Dear father Christopher Klitou,

I have a question about the praxis in the orthodox church. Is the Talk -Omilía a part of the Divine Leitourgy, or it is not regular component of it?



Answer to Question 47.

Dear Ivan,

There are two kinds of talks usually offered by Orthodox Priests or Theologians, the first is the sermon which takes place during the Liturgy. This should be said immediately after the reading of the Gospel lesson for the day, but in practice most parishes give the sermon later during the preparation for Holy Communion. There are two reasons why the sermon is moved to almost the end of the Liturgy: one - it saves time if the sermon is given by a lay theologian, and two - because many people (especially with young children) come late to the service and don't manage to hear the Gospel reading: by postponing the sermon to the later time it reaches more people.
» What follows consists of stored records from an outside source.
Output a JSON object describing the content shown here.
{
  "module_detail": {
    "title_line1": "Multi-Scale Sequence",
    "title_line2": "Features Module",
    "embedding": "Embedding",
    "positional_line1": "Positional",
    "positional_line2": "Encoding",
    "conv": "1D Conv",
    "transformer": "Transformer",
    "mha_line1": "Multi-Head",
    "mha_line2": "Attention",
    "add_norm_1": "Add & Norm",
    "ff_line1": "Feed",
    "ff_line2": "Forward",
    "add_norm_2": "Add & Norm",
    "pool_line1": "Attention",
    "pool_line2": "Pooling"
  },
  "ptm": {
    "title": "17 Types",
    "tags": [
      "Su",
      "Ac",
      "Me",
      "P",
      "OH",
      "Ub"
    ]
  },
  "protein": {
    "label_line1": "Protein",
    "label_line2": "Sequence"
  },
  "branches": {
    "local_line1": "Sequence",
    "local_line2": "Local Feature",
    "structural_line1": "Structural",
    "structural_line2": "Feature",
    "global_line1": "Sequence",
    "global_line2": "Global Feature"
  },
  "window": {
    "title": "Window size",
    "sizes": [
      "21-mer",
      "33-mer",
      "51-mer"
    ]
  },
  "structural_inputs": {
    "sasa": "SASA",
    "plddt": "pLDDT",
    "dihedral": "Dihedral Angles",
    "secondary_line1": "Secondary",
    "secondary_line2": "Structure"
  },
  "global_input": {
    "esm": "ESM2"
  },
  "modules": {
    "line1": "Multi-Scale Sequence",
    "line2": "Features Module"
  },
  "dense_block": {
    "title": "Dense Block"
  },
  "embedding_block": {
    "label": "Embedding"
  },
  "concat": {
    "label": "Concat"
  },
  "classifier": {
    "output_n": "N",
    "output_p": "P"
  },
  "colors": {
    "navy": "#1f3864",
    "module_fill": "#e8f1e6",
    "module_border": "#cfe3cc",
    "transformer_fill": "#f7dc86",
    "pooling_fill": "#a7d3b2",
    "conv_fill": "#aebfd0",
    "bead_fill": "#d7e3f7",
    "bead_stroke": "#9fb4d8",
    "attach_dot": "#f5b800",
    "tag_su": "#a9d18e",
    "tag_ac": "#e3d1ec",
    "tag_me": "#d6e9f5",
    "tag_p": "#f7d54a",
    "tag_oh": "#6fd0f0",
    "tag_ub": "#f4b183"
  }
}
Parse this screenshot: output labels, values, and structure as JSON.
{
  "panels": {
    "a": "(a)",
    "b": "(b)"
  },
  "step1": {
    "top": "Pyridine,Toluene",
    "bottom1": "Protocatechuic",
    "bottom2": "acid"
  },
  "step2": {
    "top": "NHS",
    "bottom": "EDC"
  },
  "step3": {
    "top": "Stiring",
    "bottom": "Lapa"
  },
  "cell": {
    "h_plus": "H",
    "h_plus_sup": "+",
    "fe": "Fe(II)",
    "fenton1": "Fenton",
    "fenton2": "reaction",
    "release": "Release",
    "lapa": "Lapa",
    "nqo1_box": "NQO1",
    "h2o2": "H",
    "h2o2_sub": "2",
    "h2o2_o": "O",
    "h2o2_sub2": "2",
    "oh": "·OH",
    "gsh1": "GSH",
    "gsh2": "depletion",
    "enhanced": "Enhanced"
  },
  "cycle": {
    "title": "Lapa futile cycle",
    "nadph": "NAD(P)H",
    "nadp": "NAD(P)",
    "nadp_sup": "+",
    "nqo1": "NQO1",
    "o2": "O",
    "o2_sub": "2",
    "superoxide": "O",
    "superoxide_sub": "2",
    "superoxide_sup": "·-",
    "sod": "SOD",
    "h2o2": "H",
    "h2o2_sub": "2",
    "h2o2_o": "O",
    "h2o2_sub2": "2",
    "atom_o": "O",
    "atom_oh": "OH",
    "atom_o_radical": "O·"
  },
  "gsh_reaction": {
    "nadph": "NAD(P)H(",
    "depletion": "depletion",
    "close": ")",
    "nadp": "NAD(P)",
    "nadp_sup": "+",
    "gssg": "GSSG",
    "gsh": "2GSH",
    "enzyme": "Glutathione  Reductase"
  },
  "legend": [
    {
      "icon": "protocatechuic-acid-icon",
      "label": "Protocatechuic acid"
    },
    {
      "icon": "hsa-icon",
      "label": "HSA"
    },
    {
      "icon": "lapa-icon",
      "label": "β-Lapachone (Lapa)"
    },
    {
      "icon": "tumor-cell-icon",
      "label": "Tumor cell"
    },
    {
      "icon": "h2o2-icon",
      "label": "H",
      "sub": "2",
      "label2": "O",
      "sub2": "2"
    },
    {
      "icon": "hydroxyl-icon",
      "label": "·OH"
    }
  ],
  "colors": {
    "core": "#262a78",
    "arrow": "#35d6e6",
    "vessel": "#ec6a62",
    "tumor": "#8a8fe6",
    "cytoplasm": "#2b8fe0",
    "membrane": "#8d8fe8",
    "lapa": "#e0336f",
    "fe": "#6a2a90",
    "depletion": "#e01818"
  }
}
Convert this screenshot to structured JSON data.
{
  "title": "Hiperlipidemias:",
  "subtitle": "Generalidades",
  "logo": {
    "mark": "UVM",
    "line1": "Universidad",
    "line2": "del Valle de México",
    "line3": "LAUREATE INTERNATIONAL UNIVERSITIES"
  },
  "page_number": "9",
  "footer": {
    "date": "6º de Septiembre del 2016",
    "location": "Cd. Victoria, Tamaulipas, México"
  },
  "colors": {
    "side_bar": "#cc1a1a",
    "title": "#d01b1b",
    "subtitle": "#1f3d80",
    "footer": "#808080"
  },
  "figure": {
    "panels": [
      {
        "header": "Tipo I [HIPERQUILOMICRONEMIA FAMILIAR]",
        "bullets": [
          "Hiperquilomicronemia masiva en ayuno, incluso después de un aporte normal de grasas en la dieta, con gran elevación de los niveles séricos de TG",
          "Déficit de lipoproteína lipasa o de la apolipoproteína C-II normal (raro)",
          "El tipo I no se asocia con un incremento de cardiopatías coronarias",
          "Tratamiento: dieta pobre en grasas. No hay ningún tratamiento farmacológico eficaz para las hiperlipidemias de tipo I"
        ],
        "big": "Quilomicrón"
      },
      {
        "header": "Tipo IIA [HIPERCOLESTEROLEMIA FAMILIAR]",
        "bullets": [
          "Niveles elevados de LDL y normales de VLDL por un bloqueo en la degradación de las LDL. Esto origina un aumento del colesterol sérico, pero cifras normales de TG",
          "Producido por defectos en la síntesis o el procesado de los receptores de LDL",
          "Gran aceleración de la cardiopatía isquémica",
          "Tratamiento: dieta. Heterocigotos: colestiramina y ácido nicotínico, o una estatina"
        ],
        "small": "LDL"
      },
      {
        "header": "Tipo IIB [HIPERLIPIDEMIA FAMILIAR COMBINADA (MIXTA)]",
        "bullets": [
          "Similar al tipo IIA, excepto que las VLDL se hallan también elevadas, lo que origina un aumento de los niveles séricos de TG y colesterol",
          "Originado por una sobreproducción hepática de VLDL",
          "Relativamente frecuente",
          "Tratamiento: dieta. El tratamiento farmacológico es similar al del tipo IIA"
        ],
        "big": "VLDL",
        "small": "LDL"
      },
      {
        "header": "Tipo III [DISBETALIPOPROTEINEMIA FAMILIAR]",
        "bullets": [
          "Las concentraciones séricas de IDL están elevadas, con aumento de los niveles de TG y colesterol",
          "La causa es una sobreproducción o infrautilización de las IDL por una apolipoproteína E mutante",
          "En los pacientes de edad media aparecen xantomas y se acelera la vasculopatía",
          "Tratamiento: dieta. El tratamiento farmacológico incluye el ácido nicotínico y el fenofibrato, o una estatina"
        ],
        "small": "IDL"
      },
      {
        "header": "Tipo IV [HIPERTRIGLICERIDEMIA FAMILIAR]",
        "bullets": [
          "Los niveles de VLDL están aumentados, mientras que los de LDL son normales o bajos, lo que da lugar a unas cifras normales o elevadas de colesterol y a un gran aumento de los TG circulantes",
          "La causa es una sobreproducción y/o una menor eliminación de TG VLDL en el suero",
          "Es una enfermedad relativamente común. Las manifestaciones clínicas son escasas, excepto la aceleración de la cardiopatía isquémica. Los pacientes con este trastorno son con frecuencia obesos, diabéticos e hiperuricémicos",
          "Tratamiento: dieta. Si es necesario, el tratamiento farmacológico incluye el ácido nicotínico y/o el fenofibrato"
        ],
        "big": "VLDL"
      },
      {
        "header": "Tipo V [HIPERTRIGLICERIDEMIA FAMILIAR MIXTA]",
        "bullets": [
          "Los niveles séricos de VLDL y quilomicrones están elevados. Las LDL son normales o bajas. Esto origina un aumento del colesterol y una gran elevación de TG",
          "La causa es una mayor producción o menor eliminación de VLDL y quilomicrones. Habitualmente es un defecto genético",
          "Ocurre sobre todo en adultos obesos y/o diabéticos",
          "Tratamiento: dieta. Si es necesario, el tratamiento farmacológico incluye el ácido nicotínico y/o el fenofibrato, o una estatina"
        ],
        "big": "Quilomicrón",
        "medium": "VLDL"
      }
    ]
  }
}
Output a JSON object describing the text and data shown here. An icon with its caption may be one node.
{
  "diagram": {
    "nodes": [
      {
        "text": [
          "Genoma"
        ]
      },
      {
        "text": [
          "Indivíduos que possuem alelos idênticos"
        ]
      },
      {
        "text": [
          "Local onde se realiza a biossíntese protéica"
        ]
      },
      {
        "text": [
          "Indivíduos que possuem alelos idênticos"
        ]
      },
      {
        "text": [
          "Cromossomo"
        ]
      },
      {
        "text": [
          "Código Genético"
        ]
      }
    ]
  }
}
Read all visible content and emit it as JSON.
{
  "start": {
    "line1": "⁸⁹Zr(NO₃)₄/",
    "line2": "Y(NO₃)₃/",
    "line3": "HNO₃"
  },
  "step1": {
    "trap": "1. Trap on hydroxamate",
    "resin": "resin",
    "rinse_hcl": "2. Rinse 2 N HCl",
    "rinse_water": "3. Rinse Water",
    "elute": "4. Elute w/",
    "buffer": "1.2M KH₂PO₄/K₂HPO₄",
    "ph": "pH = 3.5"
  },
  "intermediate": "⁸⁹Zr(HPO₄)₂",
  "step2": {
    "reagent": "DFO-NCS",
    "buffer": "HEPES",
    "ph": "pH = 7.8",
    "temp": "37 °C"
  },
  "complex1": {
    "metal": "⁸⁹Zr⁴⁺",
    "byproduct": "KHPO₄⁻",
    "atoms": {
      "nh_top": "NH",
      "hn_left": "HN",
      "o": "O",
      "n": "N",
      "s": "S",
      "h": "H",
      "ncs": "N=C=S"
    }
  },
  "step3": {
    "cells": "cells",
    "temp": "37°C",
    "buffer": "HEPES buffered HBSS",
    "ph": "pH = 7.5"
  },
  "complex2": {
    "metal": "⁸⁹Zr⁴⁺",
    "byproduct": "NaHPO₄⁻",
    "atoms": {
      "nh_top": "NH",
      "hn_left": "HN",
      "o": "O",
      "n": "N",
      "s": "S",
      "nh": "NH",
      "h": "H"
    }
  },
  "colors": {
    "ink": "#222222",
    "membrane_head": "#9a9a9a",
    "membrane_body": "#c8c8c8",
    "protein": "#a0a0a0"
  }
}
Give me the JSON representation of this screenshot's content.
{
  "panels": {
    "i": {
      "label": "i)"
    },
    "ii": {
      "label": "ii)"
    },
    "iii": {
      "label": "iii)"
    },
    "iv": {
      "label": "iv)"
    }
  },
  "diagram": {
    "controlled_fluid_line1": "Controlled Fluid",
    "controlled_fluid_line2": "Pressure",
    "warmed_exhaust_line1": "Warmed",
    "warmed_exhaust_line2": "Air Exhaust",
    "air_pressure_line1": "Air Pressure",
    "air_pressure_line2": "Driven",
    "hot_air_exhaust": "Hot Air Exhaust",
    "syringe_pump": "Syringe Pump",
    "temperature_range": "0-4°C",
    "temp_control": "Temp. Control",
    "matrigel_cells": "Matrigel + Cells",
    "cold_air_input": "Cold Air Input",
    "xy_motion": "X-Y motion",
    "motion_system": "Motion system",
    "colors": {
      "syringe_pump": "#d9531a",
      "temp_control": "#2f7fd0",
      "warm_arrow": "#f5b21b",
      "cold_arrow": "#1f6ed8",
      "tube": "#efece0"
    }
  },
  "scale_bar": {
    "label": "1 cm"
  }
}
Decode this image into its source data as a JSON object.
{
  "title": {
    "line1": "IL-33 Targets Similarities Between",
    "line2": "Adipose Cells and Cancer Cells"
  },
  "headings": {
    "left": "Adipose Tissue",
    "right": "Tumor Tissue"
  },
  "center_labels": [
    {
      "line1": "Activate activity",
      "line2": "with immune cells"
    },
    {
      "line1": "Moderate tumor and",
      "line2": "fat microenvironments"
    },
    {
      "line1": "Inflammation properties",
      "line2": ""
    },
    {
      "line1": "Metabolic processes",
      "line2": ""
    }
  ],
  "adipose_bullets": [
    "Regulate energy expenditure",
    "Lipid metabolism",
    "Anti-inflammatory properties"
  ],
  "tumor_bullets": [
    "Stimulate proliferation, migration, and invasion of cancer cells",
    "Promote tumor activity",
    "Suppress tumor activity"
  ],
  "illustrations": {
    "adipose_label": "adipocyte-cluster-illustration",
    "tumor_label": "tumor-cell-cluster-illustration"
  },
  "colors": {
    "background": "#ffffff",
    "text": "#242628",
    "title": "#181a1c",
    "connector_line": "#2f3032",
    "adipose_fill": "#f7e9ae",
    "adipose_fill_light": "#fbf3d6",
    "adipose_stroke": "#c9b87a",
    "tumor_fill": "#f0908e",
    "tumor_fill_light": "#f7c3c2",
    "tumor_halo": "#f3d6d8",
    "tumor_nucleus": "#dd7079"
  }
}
The sermon is usually on the meaning of the Gospel or Apostle readings of the day or the meaning of the feast at hand, but as it is said just before Holy Communion it will usually end with some reference to the Holy Mysteries. Not all priests have permission to give a sermon. They would need to have a theological degree or at least to have enough education and spiritual knowledge which would justify the Bishop giving his blessing to that priest to give sermons. In parishes where the priest does not give a sermon, lay theologians regularly visit for this purpose. Sadly, in villages, visits from theologians are not so regular. In general sermons should not be more than ten minutes and definitely not more than fifteen. The second type of talk is more like a catechisms for adults and is usually offered as a weekly evening talk. The subject can be on any spiritual matter that the priests determines would be spiritually enlightening and educational for his listeners. Talks usually last for an hour including the time that should be allowed for possible questions and answers.